Юранд заходил по горнице; он уже понимал, что тут кроется предательство, и боялся его, но в то же время чувствовал, что крестоносцы могут предъявить ему любые условия и что он перед ними бессилен.

Но тут ему, видно, пришла в голову какая-то мысль; он неожиданно остановился перед пилигримом, пристально на него поглядел, а затем обратился к монахине и сказал:

— Хорошо. Я поеду в Щитно. Вы и этот человек в одежде пилигрима останетесь здесь до моего возвращения, а потом уедете с де Берговом и невольниками.

— Вы не хотите верить монахам, — вмешался пилигрим, — как же они могут поверить вам, что, вернувшись, вы отпустите нас и де Бергова?

Юранд побледнел от негодования; наступила страшная минута, казалось, он вот-вот схватит пилигрима за грудь и придавит его коленом. Однако он смирил свой гнев, глубоко вздохнул и проговорил медленно и раздельно:

— Кто бы ты ни был, не злоупотребляй моим терпением, оно может истощиться.

А пилигрим обратился к монахине:

— Говорите, что вам приказано

— Господин, — сказала она, — если бы вы поклялись на мече рыцарской честью, мы не посмели бы не поверить вам; но не приличествует вам давать клятву людям простого звания, да и нас прислали сюда не за вашей клятвой.

— Зачем же вас прислали?

— Братья сказали, что вы должны, не говоря никому ни слова, явиться в Щитно с господином де Берговом и невольниками.

При этих словах Юранд медленно отвел назад руки, скрючил пальцы, как хищная птица когти, и, наклонившись к женщине, точно хотел сказать ей что-то на ухо, произнес:

— А вам не говорили, что я прикажу вас и Бергова колесовать в Спыхове?

— Ваша дочь во власти братьев и под опекой Шомберга и Маркварта, — с ударением ответила монахиня.

— Разбойников, отравителей, палачей! — взорвался Юранд.

— Которые сумеют отомстить за нас и которые сказали нам перед отъездом: «Что ж, не захочет он выполнить всех наших приказаний, так лучше тогда девушке умереть так, как умерли дети Витовта». Выбирайте!

— И поймите, что вы во власти комтуров, — прибавил пилигрим. — Они не хотят нанести вам обиду, и комтур из Щитно дает слово, что вы беспрепятственно выедете из его замка; но они хотят, чтобы за все содеянное вами вы пришли поклониться плащу крестоносцев и молить победителей о пощаде.

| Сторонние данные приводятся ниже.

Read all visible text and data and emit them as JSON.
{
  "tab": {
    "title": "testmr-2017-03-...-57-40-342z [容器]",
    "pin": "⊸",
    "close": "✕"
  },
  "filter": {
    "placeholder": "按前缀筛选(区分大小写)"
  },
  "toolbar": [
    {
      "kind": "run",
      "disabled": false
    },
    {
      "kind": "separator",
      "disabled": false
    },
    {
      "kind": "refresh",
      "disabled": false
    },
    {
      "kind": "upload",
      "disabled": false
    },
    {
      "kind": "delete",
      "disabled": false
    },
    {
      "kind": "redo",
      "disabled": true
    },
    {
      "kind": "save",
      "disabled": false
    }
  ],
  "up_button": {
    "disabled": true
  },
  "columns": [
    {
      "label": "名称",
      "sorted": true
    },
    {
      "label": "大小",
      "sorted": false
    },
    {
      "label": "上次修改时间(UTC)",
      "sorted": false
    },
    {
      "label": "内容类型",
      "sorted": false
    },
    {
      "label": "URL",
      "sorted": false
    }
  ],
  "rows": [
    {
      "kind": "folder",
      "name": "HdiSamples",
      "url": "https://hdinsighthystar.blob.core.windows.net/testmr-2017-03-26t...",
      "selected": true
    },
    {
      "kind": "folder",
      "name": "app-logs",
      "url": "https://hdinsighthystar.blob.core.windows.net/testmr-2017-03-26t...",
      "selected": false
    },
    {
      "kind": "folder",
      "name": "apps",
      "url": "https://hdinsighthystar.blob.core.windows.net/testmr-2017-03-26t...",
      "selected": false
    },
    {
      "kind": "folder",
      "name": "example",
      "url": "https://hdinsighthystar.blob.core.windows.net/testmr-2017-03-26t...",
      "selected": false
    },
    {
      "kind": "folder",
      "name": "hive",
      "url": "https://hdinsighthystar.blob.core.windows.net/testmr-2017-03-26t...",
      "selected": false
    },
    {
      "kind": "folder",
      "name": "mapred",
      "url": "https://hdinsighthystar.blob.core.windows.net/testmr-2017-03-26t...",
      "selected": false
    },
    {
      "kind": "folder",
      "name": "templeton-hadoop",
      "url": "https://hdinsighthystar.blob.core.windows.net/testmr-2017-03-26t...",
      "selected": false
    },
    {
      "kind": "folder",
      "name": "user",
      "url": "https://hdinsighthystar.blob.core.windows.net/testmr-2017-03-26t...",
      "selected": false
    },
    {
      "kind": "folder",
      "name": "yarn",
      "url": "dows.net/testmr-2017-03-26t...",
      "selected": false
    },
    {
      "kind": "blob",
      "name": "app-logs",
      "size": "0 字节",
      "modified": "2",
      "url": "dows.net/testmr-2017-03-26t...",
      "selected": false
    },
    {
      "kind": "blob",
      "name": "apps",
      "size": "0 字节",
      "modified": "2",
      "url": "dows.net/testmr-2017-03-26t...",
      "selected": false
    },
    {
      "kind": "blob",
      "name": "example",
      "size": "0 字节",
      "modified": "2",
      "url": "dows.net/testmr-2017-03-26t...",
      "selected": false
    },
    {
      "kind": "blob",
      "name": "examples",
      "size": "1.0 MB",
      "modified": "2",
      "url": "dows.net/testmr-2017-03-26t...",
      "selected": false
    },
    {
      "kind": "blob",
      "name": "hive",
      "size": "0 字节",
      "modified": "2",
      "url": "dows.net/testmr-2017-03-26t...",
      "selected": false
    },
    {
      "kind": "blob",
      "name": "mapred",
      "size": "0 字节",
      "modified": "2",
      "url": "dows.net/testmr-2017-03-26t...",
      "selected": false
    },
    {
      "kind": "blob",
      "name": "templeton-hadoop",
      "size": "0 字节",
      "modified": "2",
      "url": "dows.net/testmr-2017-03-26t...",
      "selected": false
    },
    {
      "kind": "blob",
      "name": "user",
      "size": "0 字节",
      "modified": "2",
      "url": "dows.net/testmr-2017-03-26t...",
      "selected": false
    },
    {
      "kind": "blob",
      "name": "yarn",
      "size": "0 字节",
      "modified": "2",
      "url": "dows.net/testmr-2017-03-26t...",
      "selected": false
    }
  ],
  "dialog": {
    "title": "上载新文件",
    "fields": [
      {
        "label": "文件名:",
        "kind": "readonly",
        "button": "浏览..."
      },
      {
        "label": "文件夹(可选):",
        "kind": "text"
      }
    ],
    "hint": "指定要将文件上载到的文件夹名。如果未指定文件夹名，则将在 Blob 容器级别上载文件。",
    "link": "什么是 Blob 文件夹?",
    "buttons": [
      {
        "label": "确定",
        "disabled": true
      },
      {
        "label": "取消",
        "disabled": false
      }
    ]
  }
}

Они хотят простить вас, но сперва хотят согнуть вашу гордую выю. Вы называли их предателями и клятвопреступниками, они хотят, чтобы вы вверили себя им. Они вернут свободу вам и вашей дочери, но вы должны молить их об этом. Вы унижали их, а должны поклясться, что рука ваша никогда не поднимется на белый плащ.

— Этого требуют комтуры, — прибавила женщина, — а с ними Маркварт и Шомберг.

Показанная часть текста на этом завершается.